Hidcote 1962 © V &A (oh dear, how sad that the link of choice is wikipedia not the National Trust. But isn't there something slightly naff about the way the National Trust describe things? If you go to Blickling there's a huge notice saying, roughly, 'enjoy beautiful Blickling.' We know Blickling's beautiful. That's why we're there.) This Edwin Smith photograph would be an excellent illustration for Gardener's Nightcap. Ah, the garden – look at this heavenly photograph of hyacinths that we put on Facebook yesterday. And visitors to Lamb's Conduit Street will find that the daffodils in our window boxes are just about to come into bloom and the blue winter-flowering pansies have miraculously revived so the shop front is, well, a picture.

9.2.11

St Mary's, Swinbrook, Oxfordshire.
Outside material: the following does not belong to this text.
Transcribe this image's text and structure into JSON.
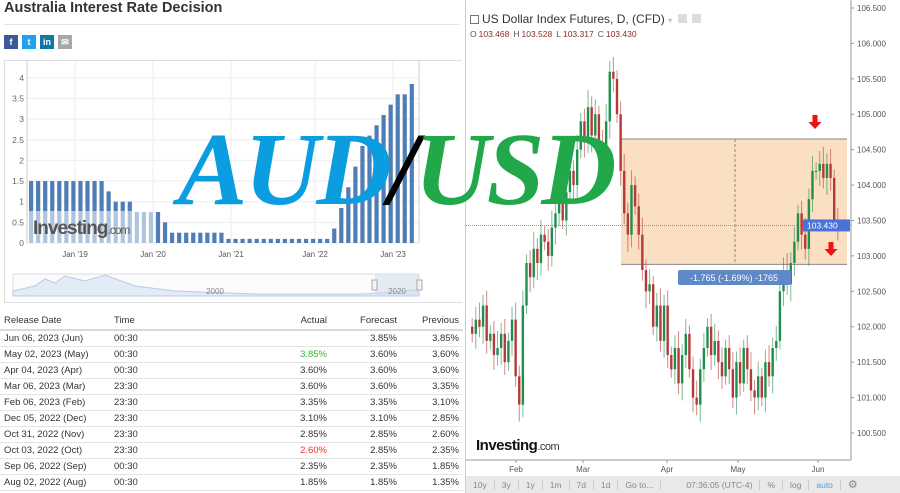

Swinbrook is where the Mitford girls grew up so Nancy's The Pursuit of Love (definitely in our top ten and always on our table of 'fifty books we wish we had published') had its origins here.

8.2.11

Someone has downloaded thirty-four of Edwin Smith's photographs onto Picasa here. This is Galleria Umberto 1 in Naples in 1963. Could the businessmen have posed deliberately or is it just chance that they look as though they are on the set of a ballet or an opera?

7.2.11

Members of SPAB (Society for the Preservation of Ancient Buildings), which obviously we are at Persephone Books, receive Cornerstone four times a year. The content is not available online; but this might encourage a few people to subscribe in order to receive the recent number. In it they will find an excellent article about Edwin Smith, who took (but take seems a rather bland word for these extraordinary photographs) the pictures of Peggy Angus's kitchen and the front wall of Furlongs on the Post last week. The article says that Smith once described photography as 'co-operating with the inevitable' (which is perhaps what a modest writer would say about a novel or a short story); and that 'many of his pictures were made with the large format plate cameras which render architectural detail with such precision. From the big negatives these produced – not without considerable effort, for an exposure of half an hour might not be unusual in a dim church interior – he made exquisite prints that translate the building's character into a symphony of subtle tones and shades.' This 1966 photograph of steps at Castle Ward, Co. Down is at the V & A.

4.2.11

James Ramsay Macdonald with members of his family by Peggy Angus 1930s © National Portrait Gallery. Are they Scottish? Could this be House-Bound?

3.2.11

Another Edwin Smith photograph of Furlongs, also available to buy as a print here.

2.2.11

Some of Peggy Angus's designs have been reproduced as fabric and wallpaper by two companies, Blithfield and Fabrics & Papers. The pink is cheering for another 'white cloud' morning; and of course the green would have been perfect for Dorothy Whipple's Greenbanks this autumn but 'Oakleaves', as this is called, looks like a post-war design (Greenbanks is early Whipple, 1932).

1.2.11

Here is Peggy's kitchen photographed in 1953 by Edwin Smith (1912-71) © RIBA library, available as a 'silver gelatin' print from Chris Beetles. Who wants posh when they could have proper milk bottles and a wooden table and oil lamps and Peggy's own wallpaper? (Someone at a Distance was first published in 1953, yet it doesn't seem likely Peggy would have been getting it out of Boots Lending Library in Lewes; nowadays she could buy it at the amazing Much Ado Books in Alfriston, which stocks all our books and where Dorothy Whipple is an especial favourite.)